A randomized phase II trial investigated whether adding CX-01, a low anticoagulant heparin derivative, to standard care improves outcomes in older patients with acute myeloid leukemia.
A new randomized phase II trial suggests that adding CX-01, a low anticoagulant heparin derivative, to standard care may help improve outcomes in older patients with acute myeloid leukemia (AML). The researchers, who presented the findings (abstract 7001) at the 2019 American Society of Clinical Oncology (ASCO) Annual Meeting, report that a randomized study is warranted to confirm these findings with the higher dose of CX-01.
“After decades in which multiple studies failed to demonstrate incremental improvement over 7 + 3 as standard of care induction chemotherapy for AML, it has been exciting to finally witness potential progress in this area, which these results certainly suggest,” said study investigator Peter Westervelt, MD, PhD, who is an associate professor of medicine and chief of Bone Marrow Transplantation at Washington University’s Siteman Cancer Center in St. Louis.
Westervelt and colleagues note that older patients with AML patients tend to have poor outcomes regardless of treatment regimen. This new agent, CX-01, is a polysaccharide that retains heparin’s ability to alter the activity of the CXCL12/CXCR4 axis, P-selectin, extracellular histones, and Platelet Factor. Part of a class of compounds known as heparinoids, these agents possess biologic and therapeutic properties separate from their use as anticoagulants. A previous study showed that CX-01 combined with standard therapy for AML led to a complete remission (CR) rate of 92%.
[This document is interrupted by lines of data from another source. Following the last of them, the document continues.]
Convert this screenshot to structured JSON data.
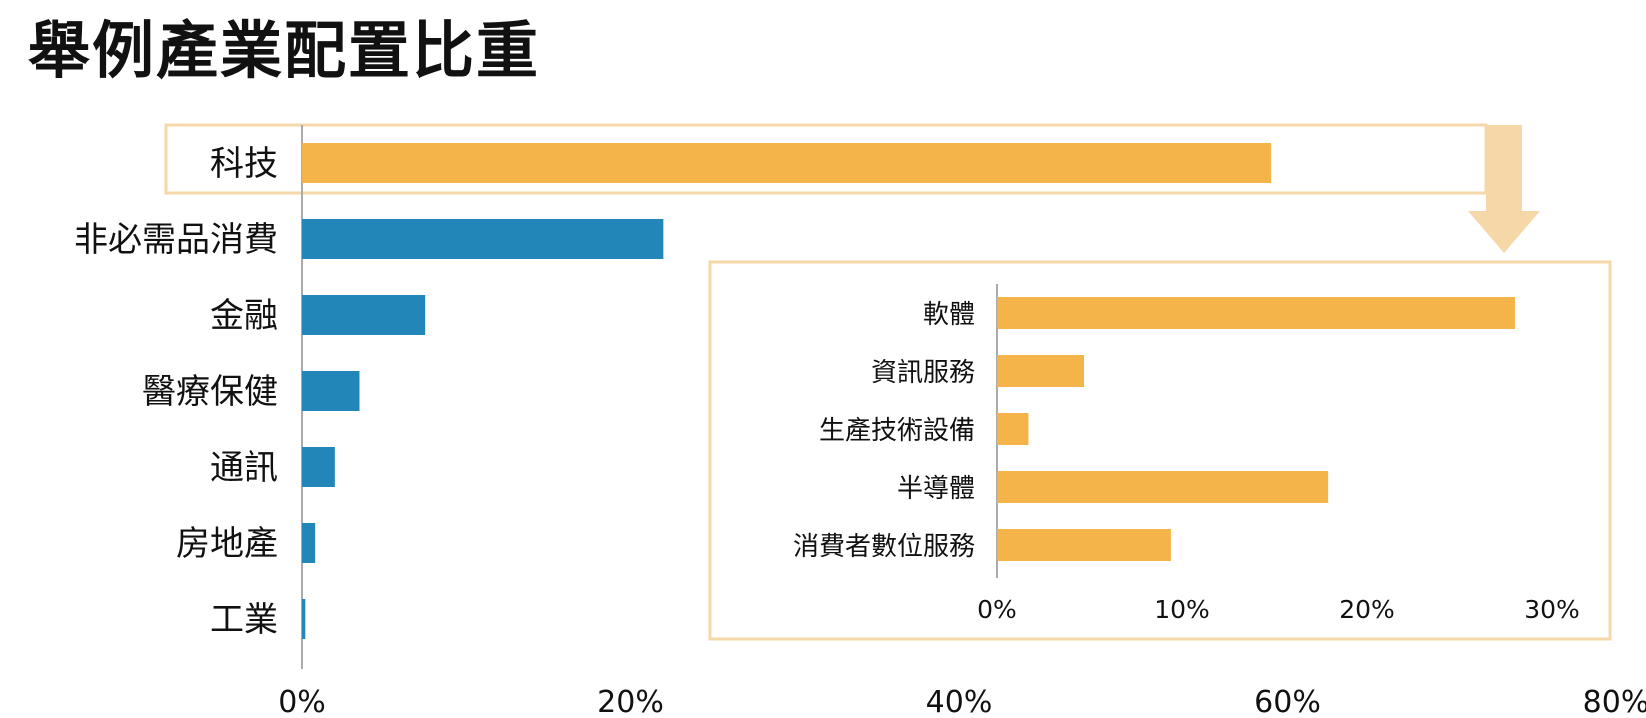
{
  "title": "舉例產業配置比重",
  "colors": {
    "main_bar": "#2386b8",
    "highlight_bar": "#f4b44a",
    "highlight_frame": "#f6d7a8",
    "axis": "#aaaaaa"
  },
  "chart_data": [
    {
      "type": "bar",
      "orientation": "horizontal",
      "categories": [
        "科技",
        "非必需品消費",
        "金融",
        "醫療保健",
        "通訊",
        "房地產",
        "工業"
      ],
      "values": [
        59,
        22,
        7.5,
        3.5,
        2,
        0.8,
        0.2
      ],
      "xlim": [
        0,
        80
      ],
      "xticks": [
        "0%",
        "20%",
        "40%",
        "60%",
        "80%"
      ],
      "highlight_category": "科技",
      "grid": false,
      "legend": "none"
    },
    {
      "type": "bar",
      "orientation": "horizontal",
      "categories": [
        "軟體",
        "資訊服務",
        "生產技術設備",
        "半導體",
        "消費者數位服務"
      ],
      "values": [
        28,
        4.7,
        1.7,
        17.9,
        9.4
      ],
      "xlim": [
        0,
        30
      ],
      "xticks": [
        "0%",
        "10%",
        "20%",
        "30%"
      ],
      "grid": false,
      "legend": "none"
    }
  ]
}
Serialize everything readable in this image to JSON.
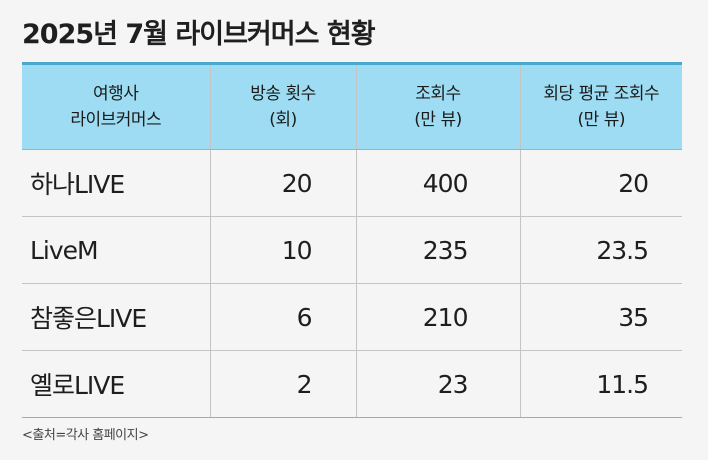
{
  "title": "2025년 7월 라이브커머스 현황",
  "table": {
    "headers": [
      {
        "line1": "여행사",
        "line2": "라이브커머스"
      },
      {
        "line1": "방송 횟수",
        "line2": "(회)"
      },
      {
        "line1": "조회수",
        "line2": "(만 뷰)"
      },
      {
        "line1": "회당 평균 조회수",
        "line2": "(만 뷰)"
      }
    ],
    "rows": [
      {
        "name": "하나LIVE",
        "broadcasts": "20",
        "views": "400",
        "avg_views": "20"
      },
      {
        "name": "LiveM",
        "broadcasts": "10",
        "views": "235",
        "avg_views": "23.5"
      },
      {
        "name": "참좋은LIVE",
        "broadcasts": "6",
        "views": "210",
        "avg_views": "35"
      },
      {
        "name": "옐로LIVE",
        "broadcasts": "2",
        "views": "23",
        "avg_views": "11.5"
      }
    ]
  },
  "source": "<출처=각사 홈페이지>",
  "colors": {
    "header_bg": "#9ddcf2",
    "header_top_border": "#4aa8cf",
    "page_bg": "#f5f5f5"
  }
}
For this current investigation, researchers conducted a randomized, dose-finding study with 76 fit patients who were older than age 59 years. They were randomized to one of three arms: induction with idarubicin and cytarabine on a 7+3 schedule only; 7+3 with a lower dose of CX-01 (0.125 mg/kg/hour); or 7+3 with a higher dose of CX-01 (0.25 mg/kg/hour). Patients who achieved a CR received consolidation therapy consisting of up to 3 cycles of intermediate-dose cytarabine with or without the same dose of CX-01.
The researchers presented results on 66 of 75 evaluable patients and not on an intent-to-treat basis. They found that composite CR rate (CR + CRi) was highest in patients receiving the higher dose, with 89% achieving a composite CR compared with 58% in Group 1 and 50% in Group 2 (lower dose). The researchers found there was a statistically significant improvement in event-free survival (EFS) (P = .019) and a non-significant trend (P = .10) to improvement in OS in the high-dose group compared with Group 1.
The study showed no significant differences between Groups 1 and 2 for EFS and OS. CX-01 appeared to be well tolerated with no significant increased incidence of bleeding in either group receiving CX-01. “At our site, we did not witness significant toxicity apart from that expected with chemotherapy itself in this population,” Westervelt told Cancer Network.
Richard J. Jones, MD, professor of oncology and medicine and director of the Bone Marrow Transplantation Program at The Sidney Kimmel Comprehensive Cancer Center at Johns Hopkins in Baltimore, said this study must be viewed with caution because the patient sample size is so small and AML is a very heterogeneous disease. “Small differences in risk-type of AML among arms could greatly skew results with such small numbers,” Jones told Cancer Network.
Jones added that this study group presented results for evaluable patients and not on an intent-to-treat basis, which may be another reason to interpret these findings cautiously. CX-01 is currently in clinical development for refractory AML and myelodysplastic syndrome (MDS). Among its biologic activities, CX-01 is designed to block the activity of chemokines, which support the resistance of blood cancers to treatment and contribute to the delay of bone marrow recovery after chemotherapy.